As official airline of the USS Midway Museum, Southwest Airlines supports Midway’s Flight Academy and is naming sponsor of the Southwest Airlines Flight Academy Lab where students learn the principles of flight during youth education and overnight programs including Operation Wing Scout patterned after the original 1940s Girl Scout program. Additionally, Southwest Airlines partnership supports Midway’s commitment to deliver meaningful, memorable experiences and mission of inspiring, educating, and entertaining almost a million and a half visitors every year.

“Southwest is honored to partner with the USS Midway Museum to preserve a legacy of service for current and future generations,” said Kelly Knox, Southwest Airlines community outreach for California. “Our Southwest Hearts beat for the red, white, and blue, with nearly 13 percent of our workforce bringing a military background to the airline.” 

“Midway and Southwest Airlines are completely aligned in our objectives for guest experience and our commitment to service and the San Diego community,” said Craig Fisher, Midway’s director of partnership marketing. “And, Southwest Airlines leads by example when it comes to civility, corporate kindness, and caring.’”

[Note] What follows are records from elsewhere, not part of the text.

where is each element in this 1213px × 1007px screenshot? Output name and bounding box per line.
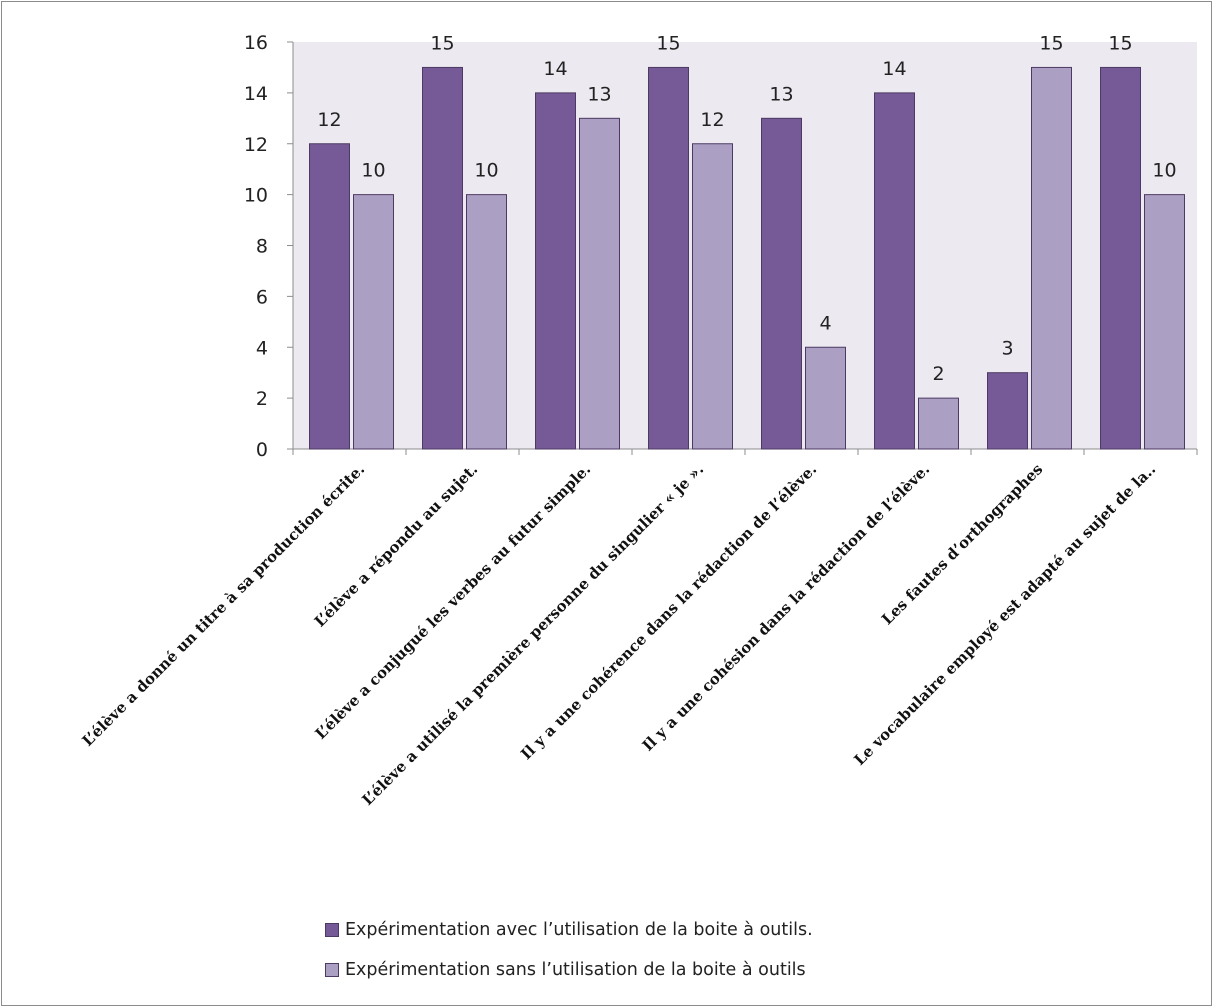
legend-item-with-toolbox: Expérimentation avec l’utilisation de la… — [325, 919, 813, 941]
bar-series-1-1 — [309, 143, 350, 450]
bar-series-1-8 — [1100, 66, 1141, 450]
data-label-series-2-7: 15 — [1039, 32, 1063, 54]
y-tick-label: 14 — [244, 83, 268, 105]
y-tick-label: 4 — [256, 337, 268, 359]
y-tick-label: 12 — [244, 134, 268, 156]
bar-series-2-8 — [1144, 194, 1185, 450]
bar-series-2-6 — [918, 397, 959, 450]
bar-series-1-3 — [535, 92, 576, 450]
category-labels-group: L’élève a donné un titre à sa production… — [79, 460, 1160, 809]
data-label-series-1-1: 12 — [317, 109, 341, 131]
y-tick-label: 2 — [256, 388, 268, 410]
bar-series-1-7 — [987, 372, 1028, 450]
data-label-series-2-5: 4 — [819, 312, 831, 334]
data-label-series-2-2: 10 — [474, 160, 498, 182]
legend-item-without-toolbox: Expérimentation sans l’utilisation de la… — [325, 959, 813, 981]
legend-label-with-toolbox: Expérimentation avec l’utilisation de la… — [345, 920, 813, 940]
data-label-series-1-4: 15 — [656, 32, 680, 54]
data-label-series-2-3: 13 — [587, 83, 611, 105]
bar-series-1-5 — [761, 117, 802, 450]
legend-swatch-without-toolbox — [325, 963, 339, 977]
y-tick-label: 8 — [256, 236, 268, 258]
bar-series-1-4 — [648, 66, 689, 450]
bar-series-2-3 — [579, 117, 620, 450]
legend: Expérimentation avec l’utilisation de la… — [325, 919, 813, 999]
data-label-series-1-2: 15 — [430, 32, 454, 54]
y-axis: 0 2 4 6 8 10 12 14 16 — [244, 32, 294, 461]
data-label-series-1-8: 15 — [1108, 32, 1132, 54]
bar-series-2-4 — [692, 143, 733, 450]
legend-label-without-toolbox: Expérimentation sans l’utilisation de la… — [345, 960, 806, 980]
data-label-series-2-4: 12 — [700, 109, 724, 131]
legend-swatch-with-toolbox — [325, 923, 339, 937]
bar-series-2-7 — [1031, 66, 1072, 450]
y-tick-label: 10 — [244, 185, 268, 207]
x-axis — [292, 448, 1198, 455]
y-tick-label: 6 — [256, 286, 268, 308]
y-tick-label: 16 — [244, 32, 268, 54]
data-label-series-1-3: 14 — [543, 58, 567, 80]
bar-series-1-2 — [422, 66, 463, 450]
bar-series-2-1 — [353, 194, 394, 450]
data-label-series-2-8: 10 — [1152, 160, 1176, 182]
bar-series-1-6 — [874, 92, 915, 450]
data-label-series-1-6: 14 — [882, 58, 906, 80]
data-label-series-1-7: 3 — [1001, 338, 1013, 360]
bar-series-2-5 — [805, 346, 846, 450]
data-label-series-1-5: 13 — [769, 83, 793, 105]
bars-group — [309, 66, 1185, 450]
y-tick-label: 0 — [256, 439, 268, 461]
data-label-series-2-1: 10 — [361, 160, 385, 182]
bar-series-2-2 — [466, 194, 507, 450]
data-labels-group: 12 15 14 15 13 14 3 15 10 10 13 12 4 2 15 10 — [317, 32, 1176, 385]
data-label-series-2-6: 2 — [932, 363, 944, 385]
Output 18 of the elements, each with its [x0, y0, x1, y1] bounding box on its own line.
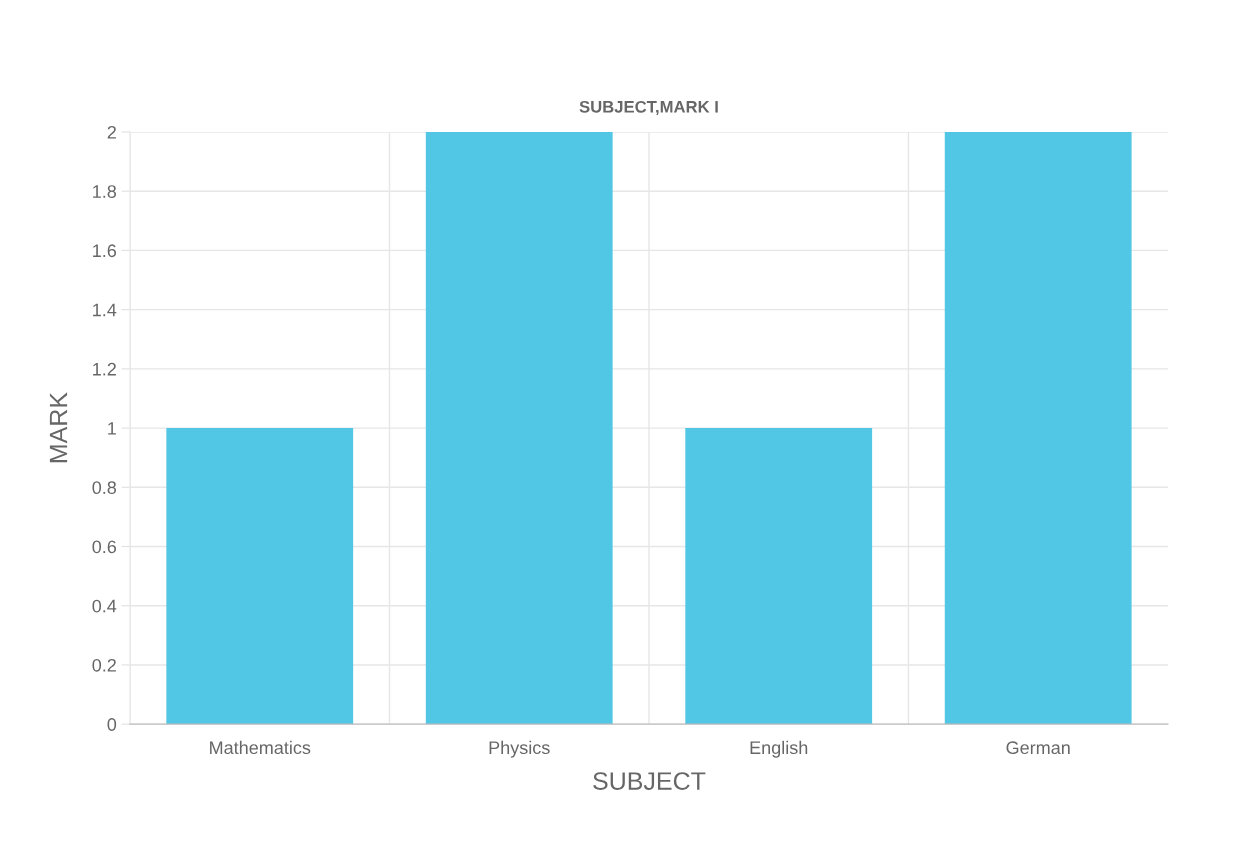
x-tick-label: German — [1006, 741, 1070, 755]
x-tick-label: Mathematics — [210, 740, 311, 755]
chart-title: SUBJECT,MARK I — [579, 100, 718, 116]
y-axis-title: MARK — [49, 392, 68, 463]
y-tick-label: 0.6 — [92, 540, 117, 554]
y-tick-label: 0 — [107, 718, 117, 731]
x-axis-title: SUBJECT — [593, 772, 706, 790]
y-tick-label: 1.8 — [93, 185, 117, 198]
y-tick-label: 0.4 — [92, 599, 117, 613]
y-tick-label: 0.2 — [92, 658, 116, 672]
x-tick-label: English — [750, 740, 808, 758]
y-tick-label: 1.6 — [93, 244, 117, 258]
y-tick-label: 2 — [107, 125, 116, 139]
y-tick-label: 1.4 — [93, 303, 117, 317]
x-tick-label: Physics — [489, 740, 550, 758]
y-tick-label: 1 — [108, 422, 116, 435]
y-tick-label: 0.8 — [92, 481, 117, 495]
y-tick-label: 1.2 — [93, 362, 116, 376]
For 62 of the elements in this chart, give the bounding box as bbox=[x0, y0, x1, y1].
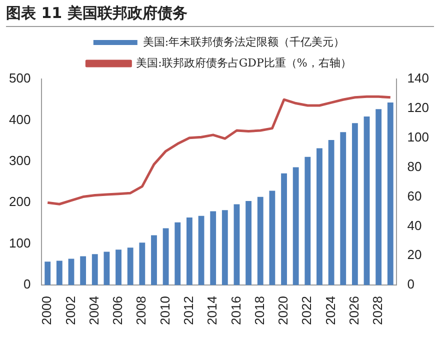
y2-tick-label: 120 bbox=[407, 100, 430, 116]
x-tick-label: 2010 bbox=[157, 296, 172, 325]
bar bbox=[269, 190, 276, 286]
y-tick-label: 200 bbox=[8, 194, 31, 210]
bar bbox=[56, 260, 62, 286]
bar bbox=[174, 222, 181, 286]
bar bbox=[316, 148, 322, 286]
legend-label: 美国:年末联邦债务法定限额（千亿美元） bbox=[142, 35, 345, 48]
bar bbox=[198, 216, 204, 286]
bar bbox=[162, 228, 169, 286]
x-tick-label: 2004 bbox=[86, 296, 102, 325]
bar bbox=[257, 196, 264, 286]
bar bbox=[127, 248, 134, 286]
x-tick-label: 2006 bbox=[110, 296, 126, 325]
bar bbox=[340, 132, 346, 286]
bar bbox=[151, 235, 157, 286]
bar bbox=[292, 167, 299, 286]
bar bbox=[387, 102, 394, 286]
bar bbox=[104, 252, 110, 286]
x-tick-label: 2018 bbox=[252, 296, 267, 325]
bar bbox=[116, 250, 122, 286]
x-tick-label: 2000 bbox=[39, 296, 54, 325]
x-tick-label: 2008 bbox=[134, 296, 149, 325]
bar bbox=[304, 156, 311, 286]
bar bbox=[210, 211, 216, 286]
y2-tick-label: 140 bbox=[407, 70, 430, 86]
bar bbox=[186, 217, 192, 286]
chart-title: 图表 11 美国联邦政府债务 bbox=[6, 4, 434, 27]
bar bbox=[246, 201, 252, 286]
bar bbox=[222, 210, 228, 286]
y2-tick-label: 60 bbox=[407, 188, 422, 204]
bar bbox=[80, 256, 86, 286]
y-tick-label: 0 bbox=[23, 276, 31, 292]
x-tick-label: 2016 bbox=[228, 296, 244, 325]
bar bbox=[328, 140, 334, 286]
y2-tick-label: 0 bbox=[407, 276, 415, 292]
bar bbox=[364, 116, 370, 286]
bar bbox=[281, 173, 287, 286]
x-tick-label: 2002 bbox=[62, 296, 78, 325]
bar bbox=[44, 262, 51, 286]
y2-tick-label: 20 bbox=[407, 247, 422, 262]
bar bbox=[139, 242, 146, 286]
x-tick-label: 2020 bbox=[276, 296, 291, 325]
bar bbox=[68, 258, 74, 286]
legend-label: 美国:联邦政府债务占GDP比重（%，右轴） bbox=[136, 56, 352, 70]
y-tick-label: 500 bbox=[8, 70, 31, 86]
bar bbox=[352, 123, 358, 286]
y-tick-label: 300 bbox=[8, 153, 31, 168]
x-tick-label: 2026 bbox=[346, 296, 362, 325]
x-tick-label: 2022 bbox=[299, 296, 314, 325]
x-tick-label: 2028 bbox=[370, 296, 386, 325]
x-tick-label: 2014 bbox=[204, 296, 220, 325]
y2-tick-label: 40 bbox=[407, 218, 422, 233]
bar bbox=[234, 204, 240, 286]
y2-tick-label: 80 bbox=[407, 158, 422, 174]
x-tick-label: 2012 bbox=[181, 296, 196, 325]
y-tick-label: 400 bbox=[8, 112, 31, 127]
x-tick-label: 2024 bbox=[322, 296, 338, 325]
bar bbox=[376, 109, 382, 286]
y2-tick-label: 100 bbox=[407, 129, 430, 144]
bar bbox=[92, 254, 98, 286]
y-tick-label: 100 bbox=[8, 235, 31, 250]
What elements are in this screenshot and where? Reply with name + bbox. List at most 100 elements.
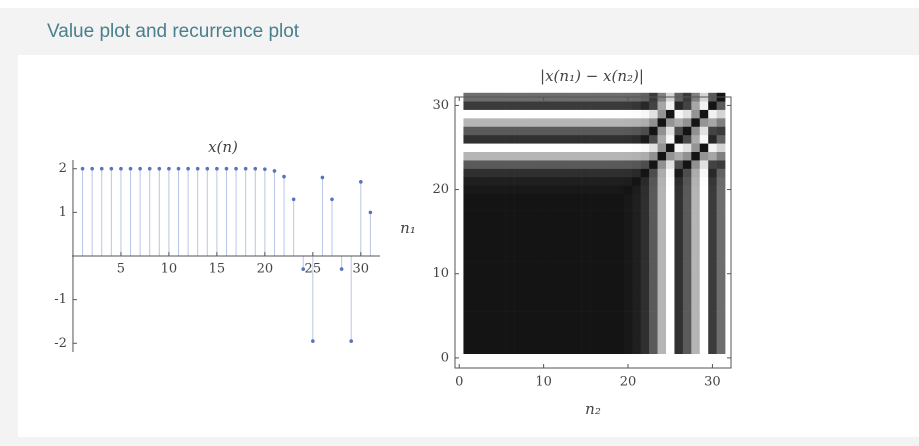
cell: [556, 210, 566, 220]
cell: [606, 345, 616, 354]
cell: [640, 235, 650, 245]
cell: [480, 210, 490, 220]
cell: [716, 345, 726, 354]
x-tick-label: 30: [353, 262, 370, 277]
cell: [623, 328, 633, 338]
cell: [463, 193, 473, 203]
cell: [640, 101, 650, 110]
cell: [522, 252, 532, 262]
cell: [497, 227, 506, 237]
cell: [573, 336, 582, 346]
cell: [505, 227, 515, 237]
cell: [514, 336, 523, 346]
cell: [590, 109, 599, 119]
cell: [615, 134, 625, 144]
cell: [598, 320, 608, 329]
cell: [699, 126, 709, 136]
cell: [640, 202, 650, 211]
cell: [556, 160, 566, 169]
cell: [716, 261, 726, 270]
cell: [691, 286, 701, 296]
cell: [682, 252, 692, 262]
cell: [530, 261, 540, 270]
cell: [581, 193, 591, 203]
cell: [581, 345, 591, 354]
cell: [590, 269, 599, 279]
cell: [471, 143, 481, 153]
point: [90, 166, 94, 171]
cell: [471, 118, 481, 127]
cell: [590, 345, 599, 354]
cell: [522, 320, 532, 329]
cell: [539, 168, 549, 178]
cell: [649, 336, 658, 346]
cell: [691, 328, 701, 338]
cell: [708, 168, 717, 178]
cell: [699, 294, 709, 304]
cell: [666, 345, 675, 354]
cell: [530, 219, 540, 228]
cell: [547, 219, 557, 228]
cell: [480, 109, 490, 119]
cell: [623, 118, 633, 127]
cell: [716, 311, 726, 321]
cell: [674, 118, 684, 127]
cell: [488, 168, 498, 178]
cell: [573, 126, 582, 136]
point: [311, 339, 315, 343]
cell: [598, 328, 608, 338]
cell: [488, 328, 498, 338]
cell: [708, 101, 717, 110]
cell: [581, 286, 591, 296]
cell: [573, 168, 582, 178]
cell: [480, 286, 490, 296]
cell: [682, 202, 692, 211]
cell: [497, 303, 506, 312]
cell: [682, 345, 692, 354]
cell: [674, 193, 684, 203]
cell: [514, 126, 523, 136]
cell: [598, 219, 608, 228]
cell: [564, 151, 574, 161]
cell: [471, 269, 481, 279]
cell: [598, 252, 608, 262]
cell: [640, 311, 650, 321]
cell: [598, 118, 608, 127]
cell: [522, 176, 532, 186]
cell: [564, 202, 574, 211]
cell: [657, 269, 667, 279]
cell: [598, 311, 608, 321]
cell: [657, 311, 667, 321]
cell: [666, 118, 675, 127]
cell: [708, 235, 717, 245]
cell: [691, 143, 701, 153]
cell: [522, 168, 532, 178]
cell: [488, 126, 498, 136]
cell: [598, 126, 608, 136]
cell: [708, 294, 717, 304]
cell: [716, 185, 726, 195]
cell: [649, 252, 658, 262]
cell: [623, 244, 633, 253]
cell: [471, 294, 481, 304]
cell: [547, 345, 557, 354]
cell: [674, 294, 684, 304]
cell: [691, 193, 701, 203]
cell: [471, 101, 481, 110]
cell: [674, 109, 684, 119]
cell: [463, 109, 473, 119]
cell: [615, 118, 625, 127]
cell: [598, 336, 608, 346]
cell: [674, 185, 684, 195]
cell: [573, 219, 582, 228]
point: [138, 166, 142, 171]
cell: [488, 193, 498, 203]
cell: [666, 235, 675, 245]
cell: [632, 252, 641, 262]
cell: [556, 252, 566, 262]
cell: [480, 168, 490, 178]
cell: [573, 109, 582, 119]
cell: [657, 210, 667, 220]
cell: [539, 311, 549, 321]
cell: [708, 109, 717, 119]
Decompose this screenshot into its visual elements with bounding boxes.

Examples of Southwest Airlines’ commitment to caring and kindness during its 50 years include transporting orphaned and abandoned pets to the Helen Woodward Animal Center during Hurricane Harvey; ongoing support for the Honor Flight Program that transports U.S. veterans, free of charge, to Washington, D.C., to visit the nation’s war memorials; repurposing leather from airline seats to make closed-toe shoes, sandals, and soccer balls for kids in Kenya; and Southwest Airlines’ one million

“Acts of Kindness” initiative encouraging random acts of kindness and caring by employees, customers, partners, and friends to inspire a kinder, more compassionate world.

Southwest Airlines’ caring and kindness has resulted in more than 1.5 million hours of volunteer work by employees, $222 million donated to local communities and 475,000 flights donated for those in need since 2008.